Wednesday, 5 May 2010

Love of the Land: Israel’s democracy wars

Israel’s democracy wars

Why is it assumed that the doyens of Israeli academia are necessarily democratic and good judges of the country’s democratic character?


Prof. Shlomo Sand

Seth J. Frantzman
Terra Incognita/JPost
04 May '10

The most common nervous reaction among a certain segment of Israel’s left is the refrain that Israel is always threatened by undemocratic forces from within. The Tami Steinmetz Center for Peace Research at Tel Aviv University recently released a poll showing that the average adult Jewish Israeli believes “there is too much freedom of expression” and that many respondents “favor punishing Israeli citizens who support sanctioning or boycotting the country.”

Haaretz’s headline screamed “Israel’s Jews back gag on rights groups.”

The reaction was fast and furious from the academic establishment, which had commissioned the study. Prof. Daniel Bar-Tal of TAU claimed “Israelis have a distorted perception of democracy – most people are almost anti-democratic.”

David Newman of Ben-Gurion University and fellow Jerusalem Post columnist claimed the results were “very worrying.”

THE SURVEY was a self-fulfilling prophecy. Large segments of Israeli academia and various organizations like the Israeli Democracy Institute believe the public is anti-democratic and they craft surveys to tell them exactly that. The fact that the survey measured only Jewish members of society should have been a red herring.

It is no different from a survey by Ma’agar Mochrot in March that surveyed Arabs and Jews on “democracy” but primarily wanted to examine young people’s attitudes on the state’s Arab citizens. What about what the Arabs had to say about the Jews and the state?

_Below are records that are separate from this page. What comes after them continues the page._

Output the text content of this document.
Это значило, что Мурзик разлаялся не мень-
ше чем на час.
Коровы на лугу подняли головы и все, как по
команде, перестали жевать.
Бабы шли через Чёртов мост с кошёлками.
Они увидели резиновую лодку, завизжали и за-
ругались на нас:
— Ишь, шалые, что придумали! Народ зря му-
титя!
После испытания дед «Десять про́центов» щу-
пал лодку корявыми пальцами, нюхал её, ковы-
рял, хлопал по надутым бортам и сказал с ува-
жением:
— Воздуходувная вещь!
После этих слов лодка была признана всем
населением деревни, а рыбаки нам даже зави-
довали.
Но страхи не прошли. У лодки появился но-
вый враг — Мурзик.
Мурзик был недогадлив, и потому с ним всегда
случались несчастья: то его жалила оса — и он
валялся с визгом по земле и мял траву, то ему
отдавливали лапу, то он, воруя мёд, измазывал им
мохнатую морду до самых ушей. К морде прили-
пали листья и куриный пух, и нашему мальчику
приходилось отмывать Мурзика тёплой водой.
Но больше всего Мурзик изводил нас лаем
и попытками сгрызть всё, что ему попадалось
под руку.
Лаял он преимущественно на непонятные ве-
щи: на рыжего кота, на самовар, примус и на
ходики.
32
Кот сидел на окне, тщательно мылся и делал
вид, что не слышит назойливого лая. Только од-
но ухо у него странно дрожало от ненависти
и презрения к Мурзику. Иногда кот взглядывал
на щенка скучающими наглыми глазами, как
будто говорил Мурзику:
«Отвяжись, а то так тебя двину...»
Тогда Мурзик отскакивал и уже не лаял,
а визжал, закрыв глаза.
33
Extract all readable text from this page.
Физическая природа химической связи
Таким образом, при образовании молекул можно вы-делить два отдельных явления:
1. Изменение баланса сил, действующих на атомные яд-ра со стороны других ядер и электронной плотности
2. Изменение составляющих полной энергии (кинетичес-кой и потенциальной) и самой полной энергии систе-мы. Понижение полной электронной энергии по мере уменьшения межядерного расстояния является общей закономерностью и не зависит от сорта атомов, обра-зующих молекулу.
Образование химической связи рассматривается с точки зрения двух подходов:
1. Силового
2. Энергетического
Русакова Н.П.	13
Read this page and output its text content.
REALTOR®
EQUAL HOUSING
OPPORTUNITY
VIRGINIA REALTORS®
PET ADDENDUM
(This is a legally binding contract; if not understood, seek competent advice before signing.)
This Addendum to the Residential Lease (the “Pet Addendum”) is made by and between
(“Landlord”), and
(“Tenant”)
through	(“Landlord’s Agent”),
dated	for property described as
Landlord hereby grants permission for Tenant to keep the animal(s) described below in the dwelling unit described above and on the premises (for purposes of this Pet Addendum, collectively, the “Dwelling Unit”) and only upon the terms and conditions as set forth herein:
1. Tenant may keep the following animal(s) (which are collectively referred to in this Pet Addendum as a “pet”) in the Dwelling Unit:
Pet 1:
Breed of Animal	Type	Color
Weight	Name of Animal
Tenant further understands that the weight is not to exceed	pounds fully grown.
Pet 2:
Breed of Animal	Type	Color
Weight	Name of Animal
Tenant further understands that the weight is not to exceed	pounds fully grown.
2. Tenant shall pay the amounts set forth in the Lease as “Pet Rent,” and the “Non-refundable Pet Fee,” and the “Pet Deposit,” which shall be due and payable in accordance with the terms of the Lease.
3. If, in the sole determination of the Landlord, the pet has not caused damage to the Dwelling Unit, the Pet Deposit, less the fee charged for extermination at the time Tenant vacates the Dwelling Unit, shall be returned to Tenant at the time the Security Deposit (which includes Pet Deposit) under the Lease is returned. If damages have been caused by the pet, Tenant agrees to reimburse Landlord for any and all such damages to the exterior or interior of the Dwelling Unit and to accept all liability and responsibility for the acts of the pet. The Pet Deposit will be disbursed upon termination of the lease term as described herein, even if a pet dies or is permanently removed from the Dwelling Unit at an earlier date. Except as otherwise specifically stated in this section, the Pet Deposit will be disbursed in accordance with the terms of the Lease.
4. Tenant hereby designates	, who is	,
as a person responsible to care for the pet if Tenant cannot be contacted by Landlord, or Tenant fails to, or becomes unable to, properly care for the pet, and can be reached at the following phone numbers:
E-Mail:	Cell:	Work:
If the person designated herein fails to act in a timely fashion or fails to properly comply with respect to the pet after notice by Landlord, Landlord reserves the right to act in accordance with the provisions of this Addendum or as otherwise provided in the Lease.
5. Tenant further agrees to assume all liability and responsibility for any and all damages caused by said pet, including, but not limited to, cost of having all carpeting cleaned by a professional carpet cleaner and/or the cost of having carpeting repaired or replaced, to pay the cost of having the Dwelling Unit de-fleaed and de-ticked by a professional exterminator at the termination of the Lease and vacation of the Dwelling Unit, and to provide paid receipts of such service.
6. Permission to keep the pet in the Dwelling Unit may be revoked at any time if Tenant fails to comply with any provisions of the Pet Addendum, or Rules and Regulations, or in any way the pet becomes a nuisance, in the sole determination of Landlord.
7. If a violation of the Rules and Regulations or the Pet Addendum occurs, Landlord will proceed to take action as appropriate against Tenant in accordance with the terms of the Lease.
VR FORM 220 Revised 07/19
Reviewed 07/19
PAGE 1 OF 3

Why is it assumed that the doyens of Israeli academia are necessarily democratic and good judges of the country’s democratic character? Bar-Tal, for instance, is on the editorial board of the Palestine-Israel Journal whose logo is a Palestinian flag and an Israeli flag without the Star of David and which routinely refers to Palestinian terrorism as “resistance.” When they “understand” Palestinian terrorism, support boycotts of Israel, the “one-state solution” or encourage soldiers not go to the army, are these “democratic” choices?